NACOGDOCHES, TX (KTRE) - A federal budget crisis is changing the way a lot of government assistance programs do business.
This includes how high energy bills are managed to keep residents' apartments cool.
At Eastwood Terrace, where Linnie Faye Smith lives, the utilities are provided. Even so, Smith is frugal with her thermostat settings.
"Now ours, we fix it where it comes off and on," said Smith.
Unlike some of her neighbors who let their central air conditioning units run continuously.
If the air goes out, Eastwood tenants receive free window units, until a newer central unit can be installed.
If Dorothy Brewer's air conditioning goes out, she opens the window. She lives across town in Oak Hill Plaza, another subsidy rental complex where tenants must buy their own window units, plus pay a monthly fee.
"It's just not fair", said Brewer, "$40 a month and I don't feel like that's fair because if we are hooked up with Eastwood now, then I feel like we shouldn't have to pay. That don't make any sense."

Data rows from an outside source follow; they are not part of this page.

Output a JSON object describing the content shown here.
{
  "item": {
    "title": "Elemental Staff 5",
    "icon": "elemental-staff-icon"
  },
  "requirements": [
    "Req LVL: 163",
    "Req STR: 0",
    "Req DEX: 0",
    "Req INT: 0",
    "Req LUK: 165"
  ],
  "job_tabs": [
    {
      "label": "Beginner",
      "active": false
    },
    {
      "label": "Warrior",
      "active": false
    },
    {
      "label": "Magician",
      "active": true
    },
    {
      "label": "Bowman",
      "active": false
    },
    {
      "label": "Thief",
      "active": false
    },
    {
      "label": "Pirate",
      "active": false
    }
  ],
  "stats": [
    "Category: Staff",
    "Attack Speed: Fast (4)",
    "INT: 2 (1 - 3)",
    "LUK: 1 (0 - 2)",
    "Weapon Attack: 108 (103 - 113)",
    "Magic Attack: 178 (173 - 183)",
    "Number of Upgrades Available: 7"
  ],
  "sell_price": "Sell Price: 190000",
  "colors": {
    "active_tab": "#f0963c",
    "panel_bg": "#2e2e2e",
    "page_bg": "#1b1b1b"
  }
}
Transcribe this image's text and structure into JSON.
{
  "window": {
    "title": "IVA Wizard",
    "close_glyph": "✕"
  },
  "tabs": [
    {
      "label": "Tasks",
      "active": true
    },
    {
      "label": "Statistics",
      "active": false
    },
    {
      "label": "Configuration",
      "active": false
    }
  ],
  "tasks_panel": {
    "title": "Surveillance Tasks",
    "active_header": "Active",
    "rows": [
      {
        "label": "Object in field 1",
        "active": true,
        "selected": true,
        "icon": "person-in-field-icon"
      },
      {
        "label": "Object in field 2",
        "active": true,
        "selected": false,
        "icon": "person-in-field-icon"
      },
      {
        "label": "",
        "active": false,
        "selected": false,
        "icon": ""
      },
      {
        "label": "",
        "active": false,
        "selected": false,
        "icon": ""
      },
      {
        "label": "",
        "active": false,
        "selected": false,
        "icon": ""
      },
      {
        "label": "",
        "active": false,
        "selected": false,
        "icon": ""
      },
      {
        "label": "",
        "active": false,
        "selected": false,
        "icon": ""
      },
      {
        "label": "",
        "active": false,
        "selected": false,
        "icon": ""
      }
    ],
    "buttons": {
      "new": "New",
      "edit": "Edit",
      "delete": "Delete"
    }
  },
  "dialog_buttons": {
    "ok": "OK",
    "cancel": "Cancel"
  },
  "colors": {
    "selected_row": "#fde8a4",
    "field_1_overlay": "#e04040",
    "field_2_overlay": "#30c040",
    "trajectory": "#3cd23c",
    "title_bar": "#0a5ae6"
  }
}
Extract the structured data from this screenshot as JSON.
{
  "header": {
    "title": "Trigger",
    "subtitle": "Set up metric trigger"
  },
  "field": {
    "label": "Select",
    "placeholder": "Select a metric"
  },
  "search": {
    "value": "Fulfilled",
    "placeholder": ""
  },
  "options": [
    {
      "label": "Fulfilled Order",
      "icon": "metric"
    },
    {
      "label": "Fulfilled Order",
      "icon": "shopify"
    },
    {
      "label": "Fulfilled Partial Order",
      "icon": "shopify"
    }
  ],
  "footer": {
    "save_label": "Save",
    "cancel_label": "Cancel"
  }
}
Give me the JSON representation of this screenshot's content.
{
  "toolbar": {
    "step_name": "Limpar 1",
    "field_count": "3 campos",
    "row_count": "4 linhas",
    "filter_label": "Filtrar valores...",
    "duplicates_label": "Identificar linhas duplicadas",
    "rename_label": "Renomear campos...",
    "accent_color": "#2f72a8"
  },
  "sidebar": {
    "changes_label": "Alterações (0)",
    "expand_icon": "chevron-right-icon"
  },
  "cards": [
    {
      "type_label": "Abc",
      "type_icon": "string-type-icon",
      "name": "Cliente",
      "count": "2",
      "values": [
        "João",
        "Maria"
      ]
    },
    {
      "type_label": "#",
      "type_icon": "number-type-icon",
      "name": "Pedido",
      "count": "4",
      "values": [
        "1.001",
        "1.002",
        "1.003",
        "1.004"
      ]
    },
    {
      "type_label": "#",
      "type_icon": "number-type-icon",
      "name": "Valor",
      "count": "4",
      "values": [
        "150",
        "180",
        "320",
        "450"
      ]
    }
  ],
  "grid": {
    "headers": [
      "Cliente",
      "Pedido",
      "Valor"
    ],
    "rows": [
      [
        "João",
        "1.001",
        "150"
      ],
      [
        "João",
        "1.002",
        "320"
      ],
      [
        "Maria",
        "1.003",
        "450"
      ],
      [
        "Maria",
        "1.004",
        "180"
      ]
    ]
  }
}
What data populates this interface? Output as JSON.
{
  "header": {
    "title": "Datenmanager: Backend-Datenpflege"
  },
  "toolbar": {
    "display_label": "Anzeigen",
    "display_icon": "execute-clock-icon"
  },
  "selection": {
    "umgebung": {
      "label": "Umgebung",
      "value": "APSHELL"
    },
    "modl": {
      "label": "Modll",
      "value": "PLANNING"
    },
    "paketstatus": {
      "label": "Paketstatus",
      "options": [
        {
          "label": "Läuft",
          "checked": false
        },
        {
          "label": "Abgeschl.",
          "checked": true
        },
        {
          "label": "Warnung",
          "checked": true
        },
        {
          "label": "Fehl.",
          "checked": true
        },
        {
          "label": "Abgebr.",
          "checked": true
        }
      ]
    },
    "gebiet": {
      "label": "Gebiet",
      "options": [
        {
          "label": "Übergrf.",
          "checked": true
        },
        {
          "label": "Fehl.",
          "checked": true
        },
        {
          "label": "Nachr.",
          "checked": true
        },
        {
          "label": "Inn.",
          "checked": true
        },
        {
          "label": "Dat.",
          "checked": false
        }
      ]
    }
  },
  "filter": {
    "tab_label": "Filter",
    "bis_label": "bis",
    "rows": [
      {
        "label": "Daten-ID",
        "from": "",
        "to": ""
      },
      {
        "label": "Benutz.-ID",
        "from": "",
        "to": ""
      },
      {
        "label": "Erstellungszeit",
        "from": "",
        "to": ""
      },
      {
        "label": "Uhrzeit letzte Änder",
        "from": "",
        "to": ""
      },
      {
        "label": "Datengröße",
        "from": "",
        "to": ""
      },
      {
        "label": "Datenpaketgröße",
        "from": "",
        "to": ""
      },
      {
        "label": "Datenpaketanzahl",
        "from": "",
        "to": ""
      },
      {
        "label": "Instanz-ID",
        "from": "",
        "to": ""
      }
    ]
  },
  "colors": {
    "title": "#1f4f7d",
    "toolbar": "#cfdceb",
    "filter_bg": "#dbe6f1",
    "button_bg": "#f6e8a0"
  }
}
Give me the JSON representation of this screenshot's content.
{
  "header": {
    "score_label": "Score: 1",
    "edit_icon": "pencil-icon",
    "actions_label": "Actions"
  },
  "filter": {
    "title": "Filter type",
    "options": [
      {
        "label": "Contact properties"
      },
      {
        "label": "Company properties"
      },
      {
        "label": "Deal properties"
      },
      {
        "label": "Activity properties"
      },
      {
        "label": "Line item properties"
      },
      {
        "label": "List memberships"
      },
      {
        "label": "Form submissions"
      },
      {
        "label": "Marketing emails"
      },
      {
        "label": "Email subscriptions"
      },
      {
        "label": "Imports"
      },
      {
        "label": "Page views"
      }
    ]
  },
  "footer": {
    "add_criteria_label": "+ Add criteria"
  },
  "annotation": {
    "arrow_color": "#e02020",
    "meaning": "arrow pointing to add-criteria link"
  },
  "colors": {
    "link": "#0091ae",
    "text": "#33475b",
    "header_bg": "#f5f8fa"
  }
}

It does to the Department of Housing and Urban Development. It maintains one contract for both complexes. According to a contract manager, the complexes are technically two separate projects. Oak Hill started out with no heating and cooling. It stays that way for those who can't afford it.
"They can't afford to pay the $40, so that's probably why they don't have no air condition," Brewer said.
But, if they lived in Eastwood Terrace they would be required to pay the same percentage in rent, but have the bonus of free air conditioning. A nice privilege says Smith, but one that shouldn't be taken for granted.
"They ought to be willing to pay because of those utility bills," said Smith.
No changes are proposed. Like any kind of housing, some have more than others.